Love at the Roller Rink
I can’t wait to get you on the floor and watch the wheels roll effortlessly, skipless, perfectly in sync with the music, beats that remind us of summertime in Jersey, the scent of sweat mingled with a popularity contest. The wood shines.
At the far side of the room, a gaggle of girls stands in a skewed circle, each of them laughing, looking to the girls on each side of them to see what their reactions might be. One of them, in green, looks helplessly to the side in an effort to find something to talk about.
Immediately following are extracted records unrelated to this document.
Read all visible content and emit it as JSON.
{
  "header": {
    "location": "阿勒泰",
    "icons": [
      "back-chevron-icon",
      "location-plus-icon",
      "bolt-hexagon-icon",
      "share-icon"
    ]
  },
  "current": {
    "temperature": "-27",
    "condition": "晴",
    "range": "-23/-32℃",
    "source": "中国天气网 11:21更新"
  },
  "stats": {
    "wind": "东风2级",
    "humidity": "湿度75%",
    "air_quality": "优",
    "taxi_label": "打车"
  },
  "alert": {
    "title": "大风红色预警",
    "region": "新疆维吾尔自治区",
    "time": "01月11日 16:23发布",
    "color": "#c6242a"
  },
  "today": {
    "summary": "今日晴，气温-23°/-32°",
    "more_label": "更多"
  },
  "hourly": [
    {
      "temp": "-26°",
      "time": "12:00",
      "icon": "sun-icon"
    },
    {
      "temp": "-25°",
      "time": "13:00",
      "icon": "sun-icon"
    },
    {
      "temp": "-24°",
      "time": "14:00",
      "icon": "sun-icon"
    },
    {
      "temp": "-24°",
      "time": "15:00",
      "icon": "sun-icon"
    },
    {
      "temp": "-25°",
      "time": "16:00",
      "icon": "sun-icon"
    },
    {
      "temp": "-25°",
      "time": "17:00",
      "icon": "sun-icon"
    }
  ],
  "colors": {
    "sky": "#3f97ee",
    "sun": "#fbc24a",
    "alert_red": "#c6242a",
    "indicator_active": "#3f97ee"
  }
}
I watch it happen. A sidelong glance. A click on the left side of his head, almost audible, telling him to turn around. The nervousness emanating off of her as he turns, his one eye catches her, a rope appears from air and wraps itself around their waists, pulling them against one another like tragedy.
How to Make a Million Dollars
Hire an accountant.
Wear fitted suits.
Kiss ass.
Read books, lots of books about stocks and investments and faraway places and war.
Don’t ever borrow money from anyone, not even if you’re so drunk the strippers look like wives and your wallet’s warm but dry.
Wrap everything up in a bow with curly ribbons, paper and flair.
Sit in a quiet room in a cliché place that smells like cedar and mold and actually think about thinking then practicing then doing then … folding the newspaper in a huff by the bus, smelling the roasting nuts on the corner, Christmas and desperation in a small, Plexiglas and metal box near Penn Station, wishing to hell you could go home.
Remember birthdays.
Follow the dollar down the hallway and into the elevator and up to the roof and high above everyone you know until you are looking down on them with small eyes, not really able to see what they’re doing, or the fact that their faces are frozen in fear.
Follow your wife down the car lane in the left lane near the other lane in front of the bowling lane in the back.
Eat noodles and baklava and pork.
Come up with an idea that no one can dispute, no one can heckle, no one can wonder why, no one can visualize, but that everyone needs more than companionship and air.
Hashtag Justice
Justice for him and for animals and for bugs that don’t fall into the sidewalk crack fast enough. For slammed backdoors and hurt feelings. For the way the phantom felt when you couldn’t see her. For uneaten, homemade rhubarb pie. For jealousy and tarnished, golden crowns. Justice for the abstract, the untouchable, the hopeful invisibility that comes with emotion and fear.
And for you, man, they’ll prescribe a serious cocktail of overwhelming guilt and public outrage. The mob will knock over your Christmas reindeer. But it’s too late for him.
It happened to ten people yesterday when we weren’t looking, when I had my nose in a book or my hands in my purse or my feet in the sand. We didn’t see it because we were living.
It could all be simple like the answers of children. He chose that jacket based on the weather. You heard something that wasn’t there, imagined a world that exists only in places that don’t exist, imagined horns and hooves and bright, bright red skin. Pop.